Alternatively, you can measure with a granularity of 1 hour:
Which granularity should you use?
In the 1 minute graph, the peak latency is 1.2 seconds, but that’s just one data point. The second highest peak is 400 ms. What does this mean? It means that if the 1.2-second peak went away, by chance, the peak latency would have fallen by a third. Let’s say you change the configuration of the system to try to reduce latency. After making this change, you measure again, and this time your peak latency falls to half, to 600 ms. Is it because of your configuration change? You can’t say. Maybe the random event that caused the spike in the first test didn’t happen in the second? 1
Further, if you set an alarm to alert you if the latency crosses a threshold, the alarm will have a lot of false positives, which alert you about a problem that doesn’t exist, encouraging you to ignore the alarm next time, which could be a genuine, serious problem. You can reduce false positives by increasing the alarm threshold, but that increases false negatives: you won’t get alerts for real problems.

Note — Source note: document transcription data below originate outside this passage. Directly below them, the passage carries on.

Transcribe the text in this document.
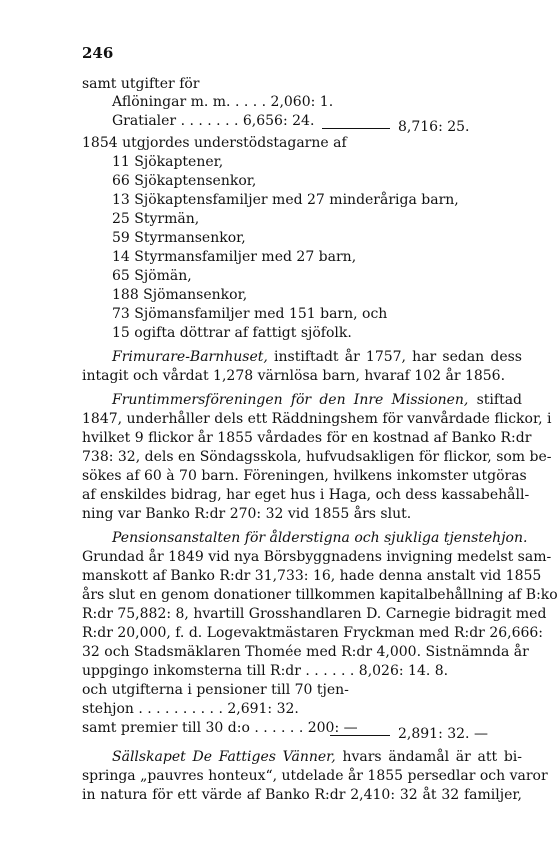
246
samt utgifter för
Aflöningar m. m. . . . . 2,060: 1.
Gratialer . . . . . . . 6,656: 24.	8,716: 25.
1854 utgjordes understödstagarne af
11 Sjökaptener,
66 Sjökaptensenkor,
13 Sjökaptensfamiljer med 27 minderåriga barn,
25 Styrmän,
59 Styrmansenkor,
14 Styrmansfamiljer med 27 barn,
65 Sjömän,
188 Sjömansenkor,
73 Sjömansfamiljer med 151 barn, och
15 ogifta döttrar af fattigt sjöfolk.
Frimurare-Barnhuset, instiftadt år 1757, har sedan dess
intagit och vårdat 1,278 värnlösa barn, hvaraf 102 år 1856.
Fruntimmersföreningen för den Inre Missionen, stiftad
1847, underhåller dels ett Räddningshem för vanvårdade flickor, i
hvilket 9 flickor år 1855 vårdades för en kostnad af Banko R:dr
738: 32, dels en Söndagsskola, hufvudsakligen för flickor, som be-
sökes af 60 à 70 barn. Föreningen, hvilkens inkomster utgöras
af enskildes bidrag, har eget hus i Haga, och dess kassabehåll-
ning var Banko R:dr 270: 32 vid 1855 års slut.
Pensionsanstalten för ålderstigna och sjukliga tjenstehjon.
Grundad år 1849 vid nya Börsbyggnadens invigning medelst sam-
manskott af Banko R:dr 31,733: 16, hade denna anstalt vid 1855
års slut en genom donationer tillkommen kapitalbehållning af B:ko
R:dr 75,882: 8, hvartill Grosshandlaren D. Carnegie bidragit med
R:dr 20,000, f. d. Logevaktmästaren Fryckman med R:dr 26,666:
32 och Stadsmäklaren Thomée med R:dr 4,000. Sistnämnda år
uppgingo inkomsterna till R:dr . . . . . . 8,026: 14. 8.
och utgifterna i pensioner till 70 tjen-
stehjon . . . . . . . . . . 2,691: 32.
samt premier till 30 d:o . . . . . . 200: —	2,891: 32. —
Sällskapet De Fattiges Vänner, hvars ändamål är att bi-
springa „pauvres honteux“, utdelade år 1855 persedlar och varor
in natura för ett värde af Banko R:dr 2,410: 32 åt 32 familjer,
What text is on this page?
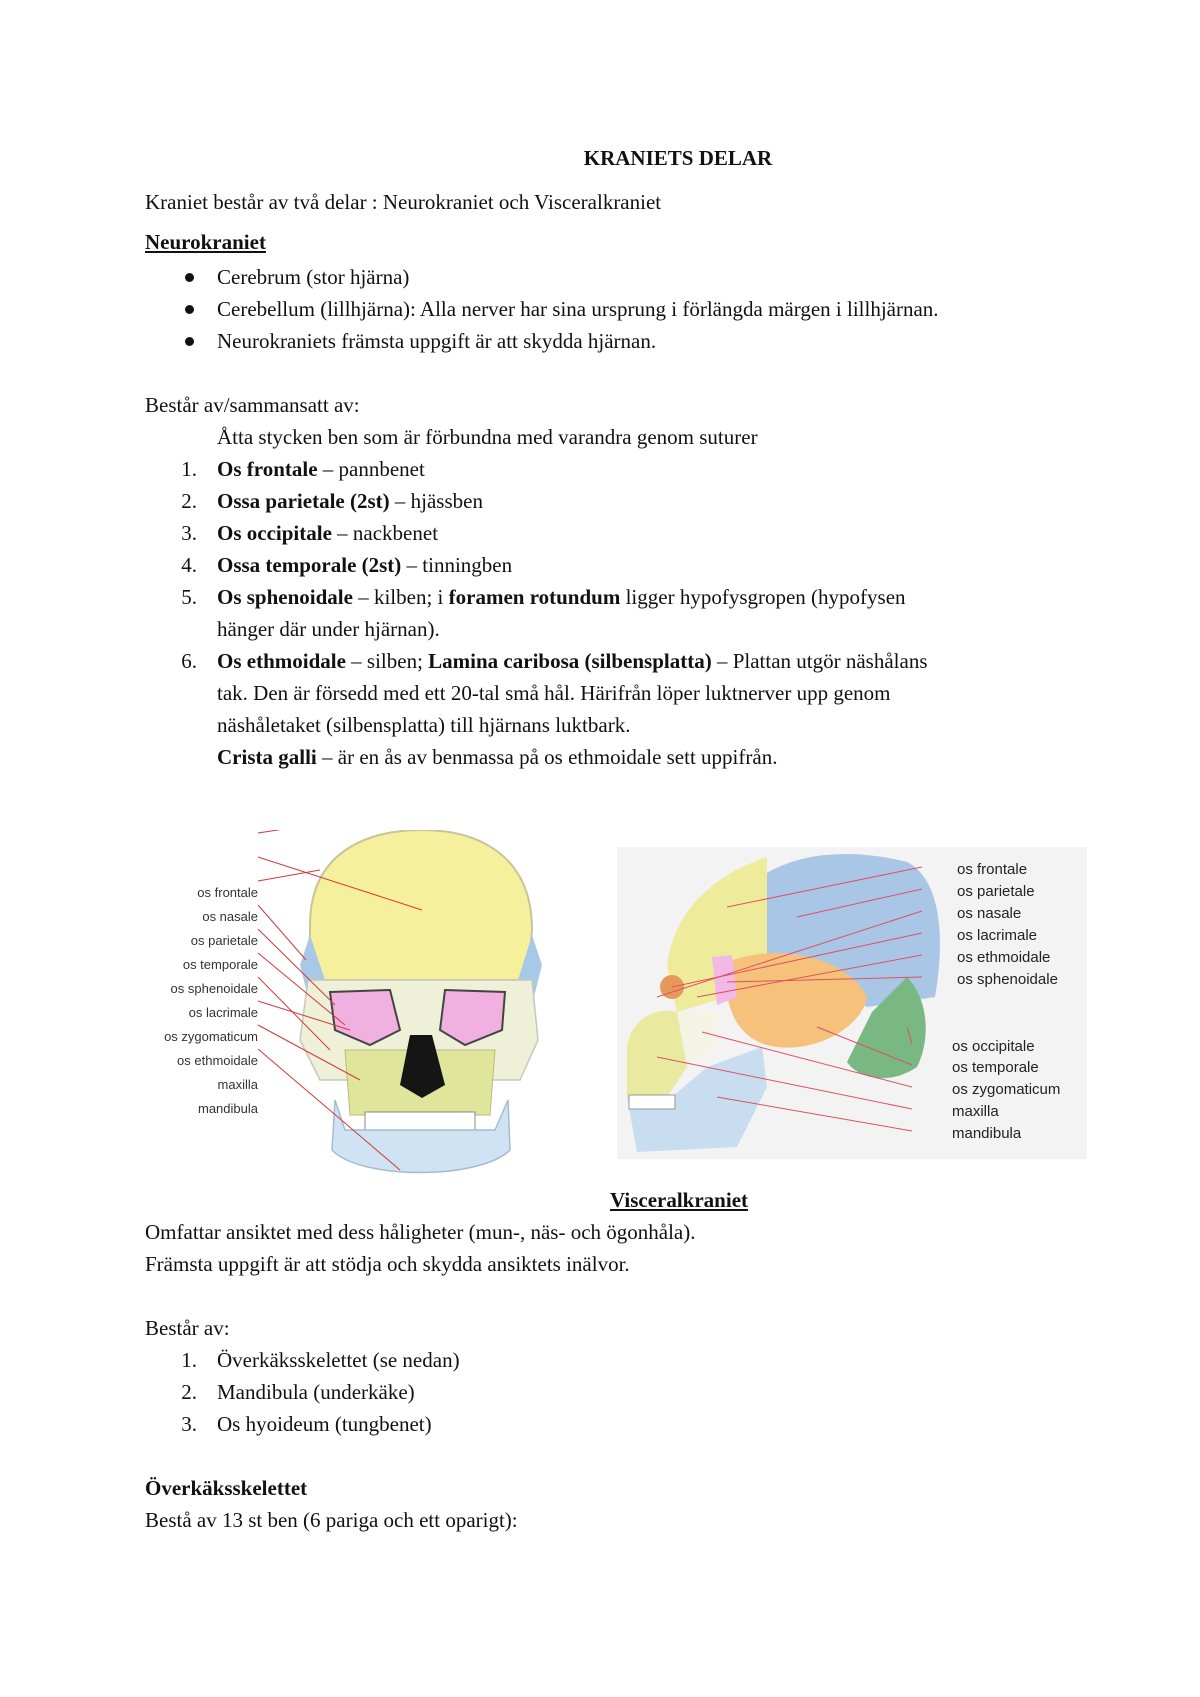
KRANIETS DELAR
Kraniet består av två delar : Neurokraniet och Visceralkraniet
Neurokraniet
Cerebrum (stor hjärna)
Cerebellum (lillhjärna): Alla nerver har sina ursprung i förlängda märgen i lillhjärnan.
Neurokraniets främsta uppgift är att skydda hjärnan.
Består av/sammansatt av:
Åtta stycken ben som är förbundna med varandra genom suturer
1. Os frontale – pannbenet
2. Ossa parietale (2st) – hjässben
3. Os occipitale – nackbenet
4. Ossa temporale (2st) – tinningben
5. Os sphenoidale – kilben; i foramen rotundum ligger hypofysgropen (hypofysen
hänger där under hjärnan).
6. Os ethmoidale – silben; Lamina caribosa (silbensplatta) – Plattan utgör näshålans
tak. Den är försedd med ett 20-tal små hål. Härifrån löper luktnerver upp genom
näshåletaket (silbensplatta) till hjärnans luktbark.
Crista galli – är en ås av benmassa på os ethmoidale sett uppifrån.
os frontale
os nasale
os parietale
os temporale
os sphenoidale
os lacrimale
os zygomaticum
os ethmoidale
maxilla
mandibula
os frontale
os parietale
os nasale
os lacrimale
os ethmoidale
os sphenoidale
os occipitale
os temporale
os zygomaticum
maxilla
mandibula
Visceralkraniet
Omfattar ansiktet med dess håligheter (mun-, näs- och ögonhåla).
Främsta uppgift är att stödja och skydda ansiktets inälvor.
Består av:
1. Överkäksskelettet (se nedan)
2. Mandibula (underkäke)
3. Os hyoideum (tungbenet)
Överkäksskelettet
Bestå av 13 st ben (6 pariga och ett oparigt):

By contrast, in the 5-minute graph, the highest data point is 112 ms, and the second highest is 107 ms. So if the highest data point went away, by chance, the peak latency would fall only by 4%, as compared to by 67% in the 1-minute case. If you change the configuration and the latency falls by half, to 56 ms, you can be sure that your configuration change results in lower latency.
If you set an alarm, it will have fewer false positives and false negatives 2.
Don’t work with noisy data. Garbage in, garbage out. To reduce noise in your metrics, average them over a longer period like an hour, not a short period like a minute.
The exception to tracking metrics over an hour is things like running out of memory, disk or database connections, which cause a serious problem even if it happens for only 1 minute. For such metrics, set an alarm over the shortest possible time period.
In fact, if the random event that caused the 1.2-second spike happened during the second test instead of the first, you’d conclude that your configuration change increased latency from 400 ms to 1.2 seconds.
Statistics that are unduly influenced by one data point are suspect. For example, if you take the max of a data set, one high value in the data set will determine your conclusion. But if you average them out, your conclusion is not affected by outliers.